Both parties and some economists have faulted BOE Governor Andrew Bailey for describing inflation above the 2% target as “temporary” for too long. One of Bailey’s predecessors, Mervyn King, who led the central bank through the crisis in 2008, said last year’s dose of stimulus was a mistake.
“The mistake is that central banks around the world are very confident that inflation will simply fall right back to the target,” King said in an interview on LBC last night. “Most people are going to be worse off because of the higher food and energy prices.”
The jump in inflation highlights the difficult balancing act facing the UK central bank, which is raising interest rates to rein in inflation at a time when the risk of recession is mounting. With the government raising taxes, it also piles pressure on Sunak to bring forward measures to help more people.
Price pressures show no sign of easing. Factory gate prices rose 14% in April, up from 11.9% in March, hitting the highest level since 2008. Input prices, such as commodities, rose at the highest rate since records began of 18.6%. Producer prices are a key indicator of where prices on the high street are going, as they reveal the higher costs businesses face and are likely to pass on.
“It is nevertheless shockingly high,” said Kitty Ussher, chief economist of the Institute of Directors. “As a result, firms are becoming more reluctant to invest, storing up problems for the economy in future.”
The retail prices index of inflation, which includes housing costs, rose to 11.1%, also the highest since 1982. That will drain the public finances, since about a quarter of £2 trillion of government debt is linked to that measure. The interest bill is expected to double to £80 billion this year — and inflation is exceeding forecasts underpinning that estimate.
When consumer prices were last rising this quickly, Thatcher was still battling to subdue an inflation rate that had peaked at 24.5% under the Labour administration in 1975.
Her Conservative government raised interest rates sharply and introduced deep public spending cuts. It worked in narrow terms. By mid-1983, inflation had fallen to 4.1%. But the cost had been a steep rise in unemployment and a recession, much like one experienced in the U.S. at the same time.
British consumers now face one of the worst periods for living standards on record, consigning around 250,000 more households to destitution despite the lowest unemployment for almost 50 years. Bloomberg Economics calculates inflation will add almost £2,400 pounds ($2,990) to the bills of the average household this year.
“Inflation was always likely to hit hard in April given the energy price cap increase,” said Rain Newton-Smith, chief economist for the CBI, Britain’s biggest business lobby group. “Looking ahead, inflation is likely to stay high. It is critical the government explores options to help people facing real hardship.”
Worst in G-7
The shock hitting the UK is worse and likely to prove more enduring than in other advanced economies. Prices are set to rise a further 5.3% next year on average, the highest in the Group of Seven, according to the International Monetary Fund. Andy Haldane, a former BOE chief economist, said high inflation could linger into 2024.

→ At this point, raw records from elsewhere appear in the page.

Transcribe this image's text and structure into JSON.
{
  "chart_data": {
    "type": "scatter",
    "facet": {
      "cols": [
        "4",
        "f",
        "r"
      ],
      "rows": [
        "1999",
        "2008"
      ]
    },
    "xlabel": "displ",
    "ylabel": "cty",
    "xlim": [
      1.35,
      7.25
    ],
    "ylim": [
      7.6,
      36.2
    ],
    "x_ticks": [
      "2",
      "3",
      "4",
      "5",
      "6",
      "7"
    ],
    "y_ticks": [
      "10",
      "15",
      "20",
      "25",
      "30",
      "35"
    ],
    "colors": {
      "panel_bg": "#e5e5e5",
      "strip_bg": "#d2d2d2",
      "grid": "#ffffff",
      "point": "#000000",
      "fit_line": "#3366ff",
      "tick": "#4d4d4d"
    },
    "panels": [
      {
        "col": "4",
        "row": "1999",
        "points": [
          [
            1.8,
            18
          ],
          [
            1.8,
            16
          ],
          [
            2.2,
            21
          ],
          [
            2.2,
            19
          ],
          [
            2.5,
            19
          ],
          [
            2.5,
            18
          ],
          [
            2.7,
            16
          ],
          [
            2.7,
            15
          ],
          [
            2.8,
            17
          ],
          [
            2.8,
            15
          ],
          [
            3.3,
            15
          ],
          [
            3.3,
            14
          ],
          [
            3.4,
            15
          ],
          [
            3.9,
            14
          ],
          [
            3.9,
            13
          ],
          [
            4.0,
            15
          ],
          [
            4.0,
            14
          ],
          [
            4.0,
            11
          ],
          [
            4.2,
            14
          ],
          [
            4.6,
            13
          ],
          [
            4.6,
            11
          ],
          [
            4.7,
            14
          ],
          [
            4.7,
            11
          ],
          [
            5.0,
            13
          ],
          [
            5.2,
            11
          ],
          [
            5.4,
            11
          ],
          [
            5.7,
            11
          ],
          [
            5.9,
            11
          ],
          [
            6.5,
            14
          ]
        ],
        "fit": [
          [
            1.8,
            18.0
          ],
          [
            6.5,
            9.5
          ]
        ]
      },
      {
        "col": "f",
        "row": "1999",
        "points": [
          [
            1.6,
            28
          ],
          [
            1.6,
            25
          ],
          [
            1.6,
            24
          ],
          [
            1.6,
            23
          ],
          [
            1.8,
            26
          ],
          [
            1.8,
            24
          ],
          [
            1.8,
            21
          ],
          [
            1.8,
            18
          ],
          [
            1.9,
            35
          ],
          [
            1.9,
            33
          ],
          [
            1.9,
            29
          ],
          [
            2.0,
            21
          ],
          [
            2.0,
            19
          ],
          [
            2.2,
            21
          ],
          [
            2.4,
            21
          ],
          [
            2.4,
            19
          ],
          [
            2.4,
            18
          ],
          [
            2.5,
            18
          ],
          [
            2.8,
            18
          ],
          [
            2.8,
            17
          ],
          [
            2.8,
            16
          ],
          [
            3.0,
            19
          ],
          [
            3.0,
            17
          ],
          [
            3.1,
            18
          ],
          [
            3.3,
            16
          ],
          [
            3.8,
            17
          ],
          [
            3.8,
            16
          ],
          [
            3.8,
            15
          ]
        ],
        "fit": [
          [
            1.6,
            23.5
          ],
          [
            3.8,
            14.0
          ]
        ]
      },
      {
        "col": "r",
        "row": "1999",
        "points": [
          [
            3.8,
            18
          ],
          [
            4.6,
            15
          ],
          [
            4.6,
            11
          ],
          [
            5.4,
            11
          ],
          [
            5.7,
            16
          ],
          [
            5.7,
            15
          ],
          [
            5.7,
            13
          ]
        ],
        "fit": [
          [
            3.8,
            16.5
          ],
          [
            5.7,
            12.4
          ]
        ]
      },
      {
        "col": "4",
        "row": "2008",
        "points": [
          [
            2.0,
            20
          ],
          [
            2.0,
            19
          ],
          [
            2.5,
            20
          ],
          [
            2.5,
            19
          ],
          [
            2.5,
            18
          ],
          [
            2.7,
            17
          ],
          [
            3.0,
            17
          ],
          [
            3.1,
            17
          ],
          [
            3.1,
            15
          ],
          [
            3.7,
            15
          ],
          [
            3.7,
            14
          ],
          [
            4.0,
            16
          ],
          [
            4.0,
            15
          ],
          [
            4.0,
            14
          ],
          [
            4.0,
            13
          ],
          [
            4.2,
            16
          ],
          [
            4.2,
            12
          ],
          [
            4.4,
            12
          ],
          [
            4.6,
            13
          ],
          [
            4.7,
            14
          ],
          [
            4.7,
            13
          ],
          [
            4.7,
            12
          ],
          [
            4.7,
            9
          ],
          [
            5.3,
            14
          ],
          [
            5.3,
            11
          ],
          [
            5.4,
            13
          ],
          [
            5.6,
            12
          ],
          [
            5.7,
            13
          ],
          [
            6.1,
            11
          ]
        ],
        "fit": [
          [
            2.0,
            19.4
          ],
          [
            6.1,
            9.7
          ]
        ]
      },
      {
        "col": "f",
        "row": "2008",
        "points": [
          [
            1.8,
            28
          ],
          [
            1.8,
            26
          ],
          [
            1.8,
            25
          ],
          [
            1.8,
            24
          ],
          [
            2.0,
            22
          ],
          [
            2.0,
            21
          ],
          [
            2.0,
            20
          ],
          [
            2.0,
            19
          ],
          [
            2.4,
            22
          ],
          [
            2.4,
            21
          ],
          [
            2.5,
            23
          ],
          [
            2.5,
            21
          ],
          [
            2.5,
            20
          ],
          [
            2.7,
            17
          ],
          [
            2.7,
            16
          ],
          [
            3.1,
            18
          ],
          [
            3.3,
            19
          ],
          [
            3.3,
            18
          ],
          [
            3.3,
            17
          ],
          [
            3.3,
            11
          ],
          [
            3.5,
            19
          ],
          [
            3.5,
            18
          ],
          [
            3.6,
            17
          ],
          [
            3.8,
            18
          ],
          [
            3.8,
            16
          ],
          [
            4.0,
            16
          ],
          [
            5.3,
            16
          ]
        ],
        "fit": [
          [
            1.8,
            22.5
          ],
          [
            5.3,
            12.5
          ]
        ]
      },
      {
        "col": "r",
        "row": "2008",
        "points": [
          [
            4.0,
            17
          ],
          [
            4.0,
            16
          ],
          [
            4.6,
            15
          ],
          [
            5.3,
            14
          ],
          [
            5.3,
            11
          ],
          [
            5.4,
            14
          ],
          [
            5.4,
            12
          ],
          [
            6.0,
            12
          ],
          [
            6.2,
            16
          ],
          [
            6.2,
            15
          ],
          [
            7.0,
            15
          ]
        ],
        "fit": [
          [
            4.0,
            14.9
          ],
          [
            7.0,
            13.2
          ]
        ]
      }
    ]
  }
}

Last week, another former BOE rate setter, Kristin Forbes, issued a downbeat assessment, saying that Britain alone among big economies was facing inflationary pressure from every angle.

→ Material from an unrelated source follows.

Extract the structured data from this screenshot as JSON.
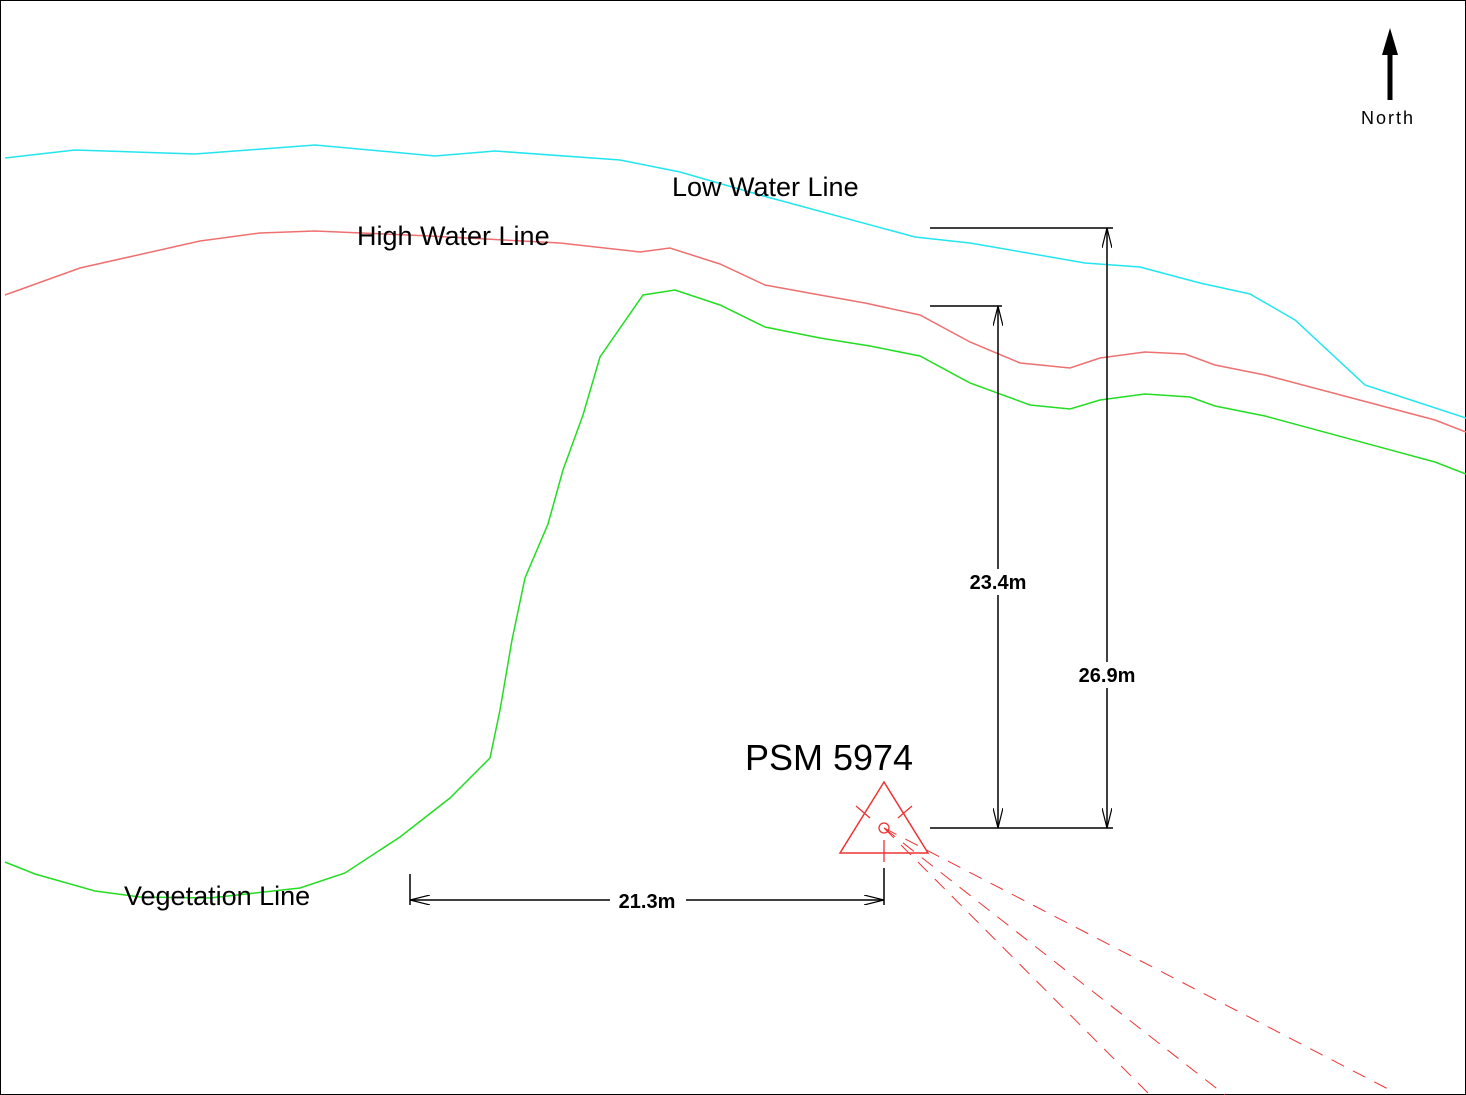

What began as a supply-driven energy price shock is now feeding through the prices across the economy. For the BOE, the worry is that a wage price spiral could take hold, as demands for more pay to keep pace with inflation lead companies to raise prices further to protect their profit margins.
With economists now seeing a 40% chance of recession, forecasters are divided over how far policy makers will raise interest rates.
The BOE delivered a fourth successive increase this month to take the benchmark rate to 1%, and money markets are pricing in 2.5% within a year. But economists on balance expect just two more 25 basis-point rises over the summer before policy is put on pause.